In the coverage track we can see from RNA-seq read coverage that there is little expression of this exon when hnRNPC is present (CTRL), but upon two biological replicates of hnRNPC knockdown there is a large increase in expression (KD1 and KD2).

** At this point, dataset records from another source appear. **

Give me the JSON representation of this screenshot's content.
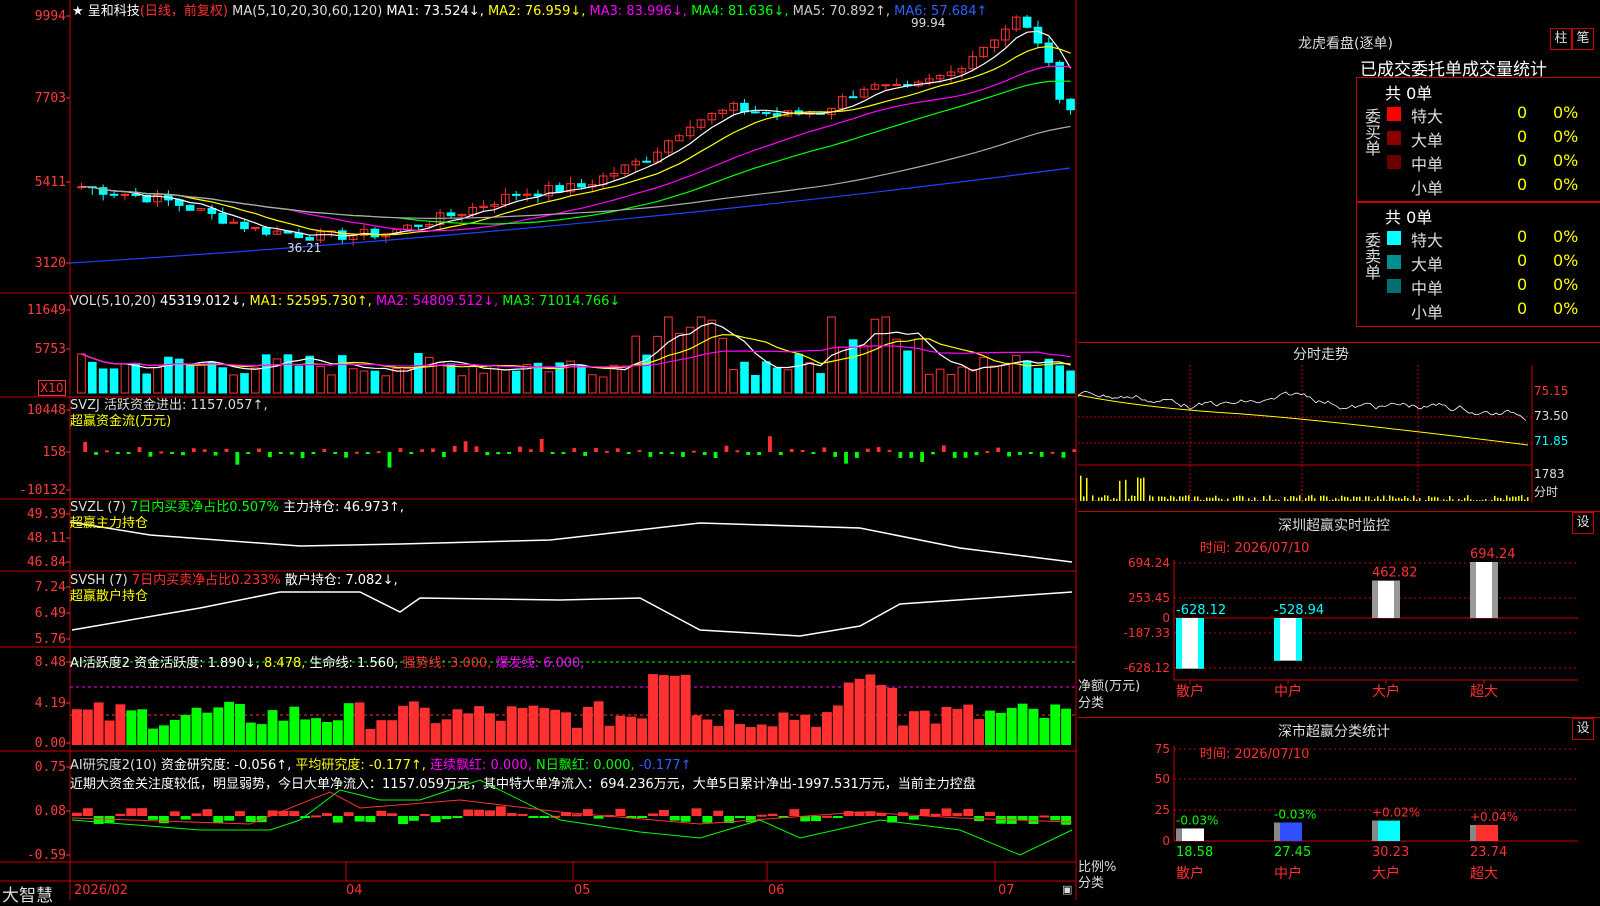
{
  "app": {
    "name": "大智慧"
  },
  "main_header": {
    "star": "★",
    "name": "呈和科技",
    "period": "(日线，前复权)",
    "ma": "MA(5,10,20,30,60,120)",
    "ma1": "MA1: 73.524↓,",
    "ma2": "MA2: 76.959↓,",
    "ma3": "MA3: 83.996↓,",
    "ma4": "MA4: 81.636↓,",
    "ma5": "MA5: 70.892↑,",
    "ma6": "MA6: 57.684↑"
  },
  "vol_header": {
    "a": "VOL(5,10,20)",
    "b": "45319.012↓,",
    "c": "MA1: 52595.730↑,",
    "d": "MA2: 54809.512↓,",
    "e": "MA3: 71014.766↓"
  },
  "svzj": {
    "a": "SVZJ  活跃资金进出: 1157.057↑,",
    "b": "超赢资金流(万元)"
  },
  "svzl": {
    "a": "SVZL (7)",
    "b": "7日内买卖净占比0.507%",
    "c": "主力持仓: 46.973↑,",
    "d": "超赢主力持仓"
  },
  "svsh": {
    "a": "SVSH (7)",
    "b": "7日内买卖净占比0.233%",
    "c": "散户持仓: 7.082↓,",
    "d": "超赢散户持仓"
  },
  "ai2": {
    "a": "AI活跃度2 资金活跃度: 1.890↓,",
    "b": "8.478,",
    "c": "生命线: 1.560,",
    "d": "强势线: 3.000,",
    "e": "爆发线: 6.000,"
  },
  "ai_res": {
    "a": "AI研究度2(10)",
    "b": "资金研究度: -0.056↑,",
    "c": "平均研究度: -0.177↑,",
    "d": "连续飘红: 0.000,",
    "e": "N日飘红: 0.000,",
    "f": "-0.177↑",
    "text": "近期大资金关注度较低，明显弱势，今日大单净流入：1157.059万元，其中特大单净流入：694.236万元，大单5日累计净出-1997.531万元，当前主力控盘"
  },
  "axes": {
    "price": [
      "9994",
      "7703",
      "5411",
      "3120"
    ],
    "vol": [
      "11649",
      "5753"
    ],
    "vol_mult": "X10",
    "svzj": [
      "10448",
      "158",
      "-10132"
    ],
    "svzl": [
      "49.39",
      "48.11",
      "46.84"
    ],
    "svsh": [
      "7.24",
      "6.49",
      "5.76"
    ],
    "ai2": [
      "8.48",
      "4.19",
      "0.00"
    ],
    "res": [
      "0.75",
      "0.08",
      "-0.59"
    ]
  },
  "annotations": {
    "high": "99.94",
    "low": "36.21"
  },
  "xaxis": [
    "2026/02",
    "04",
    "05",
    "06",
    "07"
  ],
  "lhkp": {
    "title": "龙虎看盘(逐单)",
    "btn_bar": "柱",
    "btn_pen": "笔",
    "header": "已成交委托单成交量统计",
    "buy_label": "委买单",
    "sell_label": "委卖单",
    "buy_total": "共 0单",
    "sell_total": "共 0单",
    "buy": [
      {
        "name": "特大",
        "count": "0",
        "pct": "0%",
        "color": "#ff0000"
      },
      {
        "name": "大单",
        "count": "0",
        "pct": "0%",
        "color": "#8b0000"
      },
      {
        "name": "中单",
        "count": "0",
        "pct": "0%",
        "color": "#6b0000"
      },
      {
        "name": "小单",
        "count": "0",
        "pct": "0%",
        "color": "#000000"
      }
    ],
    "sell": [
      {
        "name": "特大",
        "count": "0",
        "pct": "0%",
        "color": "#00ffff"
      },
      {
        "name": "大单",
        "count": "0",
        "pct": "0%",
        "color": "#009090"
      },
      {
        "name": "中单",
        "count": "0",
        "pct": "0%",
        "color": "#007070"
      },
      {
        "name": "小单",
        "count": "0",
        "pct": "0%",
        "color": "#000000"
      }
    ]
  },
  "fenshi": {
    "title": "分时走势",
    "ylabels": [
      "75.15",
      "73.50",
      "71.85"
    ],
    "vol_label": "1783",
    "unit": "分时"
  },
  "monitor": {
    "title": "深圳超赢实时监控",
    "btn": "设",
    "date": "时间: 2026/07/10",
    "ylabels": [
      "694.24",
      "253.45",
      "0",
      "-187.33",
      "-628.12"
    ],
    "ytitle": "净额(万元)",
    "xtitle": "分类",
    "bars": [
      {
        "cat": "散户",
        "value": -628.12,
        "label": "-628.12"
      },
      {
        "cat": "中户",
        "value": -528.94,
        "label": "-528.94"
      },
      {
        "cat": "大户",
        "value": 462.82,
        "label": "462.82"
      },
      {
        "cat": "超大",
        "value": 694.24,
        "label": "694.24"
      }
    ]
  },
  "stats": {
    "title": "深市超赢分类统计",
    "btn": "设",
    "date": "时间: 2026/07/10",
    "ylabels": [
      "75",
      "50",
      "25",
      "0"
    ],
    "ytitle": "比例%",
    "xtitle": "分类",
    "bars": [
      {
        "cat": "散户",
        "value": 18.58,
        "label": "18.58",
        "change": "-0.03%",
        "color": "#ffffff",
        "labcolor": "#00ff00"
      },
      {
        "cat": "中户",
        "value": 27.45,
        "label": "27.45",
        "change": "-0.03%",
        "color": "#3050ff",
        "labcolor": "#00ff00"
      },
      {
        "cat": "大户",
        "value": 30.23,
        "label": "30.23",
        "change": "+0.02%",
        "color": "#00ffff",
        "labcolor": "#ff3030"
      },
      {
        "cat": "超大",
        "value": 23.74,
        "label": "23.74",
        "change": "+0.04%",
        "color": "#ff3030",
        "labcolor": "#ff3030"
      }
    ]
  }
}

In the annotation track we can see this is contained within in the CD55 gene, which has the ENSEMBL ID ENSG000001962352 with the GENCODE suffix 16_8. Although there are many transcripts where this exon is not expressed, there are two annotated ones where it is in the latest GENCODE V34 annotation. There are no other genes in this region of interest.

Test data

To try out clipplotr a small test dataset has been created based on the example plot above.

cd test

../clipplotr \
-x 'test_hnRNPC_iCLIP_rep1_LUjh03_all_xlink_events.bedgraph.gz,test_hnRNPC_iCLIP_rep2_LUjh25_all_xlink_events.bedgraph.gz,test_U2AF65_iCLIP_ctrl_rep1_all_xlink_events.bedgraph.gz,test_U2AF65_iCLIP_ctrl_rep2_all_xlink_events.bedgraph.gz,test_U2AF65_iCLIP_KD1_rep2_all_xlink_events.bedgraph.gz,test_U2AF65_iCLIP_KD2_rep1_all_xlink_events.bedgraph.gz' \
-l 'hnRNPC 1,hnRNPC 2,U2AF2 WT 1,U2AF2 WT 2,U2AF2 KD 1,U2AF2 KD 2' \
-c '#586BA4,#324376,#0AA398,#067E79,#A54D69,#771434' \
--groups 'hnRNPC,hnRNPC,U2AF2 WT,U2AF2 WT,U2AF2 KD,U2AF2 KD' \
-n custom \
--size_factors '4.869687,9.488133,1.781117,10.135903,4.384385,8.227587' \
-s rollmean \
-w 50 \
-y 'test_Alu_rev.bed.gz' \
--auxiliary_labels 'reverse Alu' \
--coverage 'test_ERR127306_plus.bigwig,test_ERR127307_plus.bigwig,test_ERR127308_plus.bigwig,test_ERR127309_plus.bigwig,test_ERR127302_plus.bigwig,test_ERR127303_plus.bigwig,test_ERR127304_plus.bigwig,test_ERR127305_plus.bigwig' \
--coverage_labels 'CTRL1 1,CTRL1 2,CTRL2 1,CTRL2 2,KD1 1,KD1 2,KD2 1,KD2 2' \
--coverage_colours '#A1D99B,#74C476,#31A354,#006D2C,#FDAE6B,#E6550D,#FC9272,#DE2D26' \
--coverage_groups 'CTRL,CTRL,CTRL,CTRL,KD,KD,KD,KD' \
-g CD55_gencode.v34lift37.annotation.gtf.gz \
-r 'chr1:207513000:207515000:+' \
--highlight '207513650:207513800' \
-a transcript \
-o test.pdf

Note as we cannot calculate library sizes from the small subset dataset, here I have used custom normalisation with pre-calculated library size factors from the full CLIP bedgraph files.